March 23, 2026

Latest RBA Rate Hike, Middle East Conflict & What It Means for Australian Property

The RBA has once again hiked the cash rate, now to 4.1%, with two more hikes expected and markets pricing in 4.6% by December 2026. The driving force is the Middle East conflict, which has led to the closure of the Strait of Hormuz, the chokepoint for 20% of the world’s entire oil supply.

The RBA has lifted the cash rate to 4.1% and the property headlines are, predictably, getting louder. On this episode of the Positive Property Show, hosts George Markoski and Christina Markoski give Australian property investors a clear-eyed picture of what is happening in Australia in the midst of the global oil crisis and what to do about it.

The RBA hiked AGAIN

The RBA has just implemented a back-to-back hike. The Middle East conflict has choked the Strait of Hormuz, cutting off roughly 20% of global oil supply. Fuel prices have surged as a result, with petrol jumping from $70 to over $104 per barrel in a very short window. That spike is inflationary, and the RBA responded by raising rates.

George’s argument is blunt: raising rates cannot fix a supply problem. When inflation is driven by a shortage of fuel, the solution is more supply, not reduced demand. People still need to eat, travel, and heat their homes regardless of what the cash rate says. Markets are now pricing in a cash rate of 4.6% by December 2026. If that trajectory holds, it adds real and sustained pressure to household budgets with limited impact on the underlying cause of inflation.

George draws a direct comparison to the GFC, when the RBA hiked aggressively and then slashed rates fast the moment recession hit. His read: if the Middle East conflict drags on and tips the global economy into recession, the RBA will cut hard and fast again. For prepared property investors, that is not a threat. It is an opportunity.

Australia’s dwindling fuel supply

As of the episode’s recording, Australia has just 10 to 18 days of real, usable fuel supply left once tankers not yet on Australian soil are stripped out of the official figures.

The Prime Minister’s reported 36-day figure includes fuel sitting in vessels that can legally be diverted to whoever pays more. That gap between the headline figure and the actual on-ground reality is why George argues the RBA’s rate hikes are a blunt instrument aimed at the wrong problem entirely. Cutting demand does nothing when the supply chain itself is broken.
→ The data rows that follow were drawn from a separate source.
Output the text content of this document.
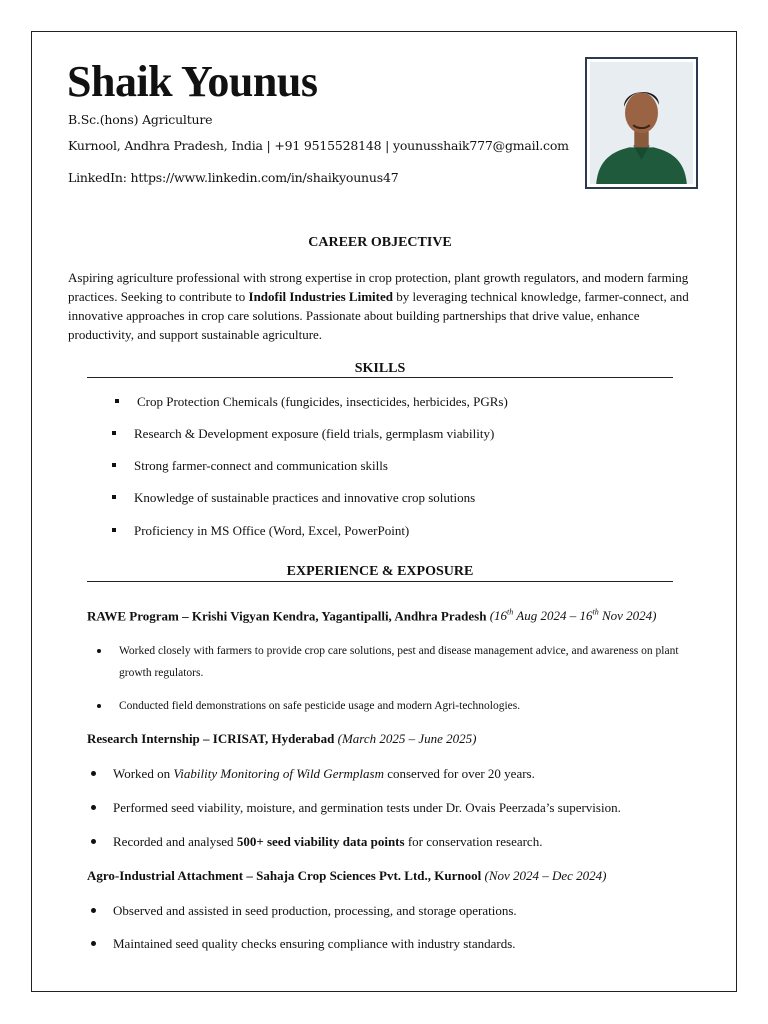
Shaik Younus
B.Sc.(hons) Agriculture
Kurnool, Andhra Pradesh, India | +91 9515528148 | younusshaik777@gmail.com
LinkedIn: https://www.linkedin.com/in/shaikyounus47
CAREER OBJECTIVE

Aspiring agriculture professional with strong expertise in crop protection, plant growth regulators, and modern farming practices. Seeking to contribute to Indofil Industries Limited by leveraging technical knowledge, farmer-connect, and innovative approaches in crop care solutions. Passionate about building partnerships that drive value, enhance productivity, and support sustainable agriculture.

SKILLS
Crop Protection Chemicals (fungicides, insecticides, herbicides, PGRs)
Research & Development exposure (field trials, germplasm viability)
Strong farmer-connect and communication skills
Knowledge of sustainable practices and innovative crop solutions
Proficiency in MS Office (Word, Excel, PowerPoint)
EXPERIENCE & EXPOSURE
RAWE Program – Krishi Vigyan Kendra, Yagantipalli, Andhra Pradesh (16th Aug 2024 – 16th Nov 2024)
Worked closely with farmers to provide crop care solutions, pest and disease management advice, and awareness on plant growth regulators.
Conducted field demonstrations on safe pesticide usage and modern Agri-technologies.
Research Internship – ICRISAT, Hyderabad (March 2025 – June 2025)
Worked on Viability Monitoring of Wild Germplasm conserved for over 20 years.
Performed seed viability, moisture, and germination tests under Dr. Ovais Peerzada’s supervision.
Recorded and analysed 500+ seed viability data points for conservation research.
Agro-Industrial Attachment – Sahaja Crop Sciences Pvt. Ltd., Kurnool (Nov 2024 – Dec 2024)
Observed and assisted in seed production, processing, and storage operations.
Maintained seed quality checks ensuring compliance with industry standards.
The impact of the oil crisis on your mortgage

In light of the March 17 rate hike, mortgages are expected to be heavily impacted. On a $740,000 loan at 4.1%, monthly repayments sit at around $4,413. If the rate climbs to 4.6% as futures markets suggest, that rises to roughly $4,652, an additional $473 per month on the average mortgage compared to where rates sat before this hiking cycle began. That is $5,676 a year disappearing from household cashflow.

Despite this pressure, demand at the entry level of the market is not collapsing. George notes that 31,500 first home buyers purchased property in Q4 2025, the highest figure in three years. That level of activity is keeping a firm floor under entry-level prices, much like it did through the GFC. The bottom end of the market is being supported from below while the top end faces the most exposure to any further rate movement.

How to navigate the rate hike

The Positive Property strategy remains reliable wherever the rates land: buy in the right suburbs using demand fundamentals. Get the right structure in place from day one. Use interest-only loans, depreciation schedules, and an ITWV to manage cashflow. Hold long term and let compounding work.

Rate cycles come and go. Australia’s structural housing shortage has not changed. The investors who built wealth through the GFC and through COVID were not the ones waiting for the perfect moment. They were already in the market, in the right properties, with the right structure, letting time do the heavy lifting.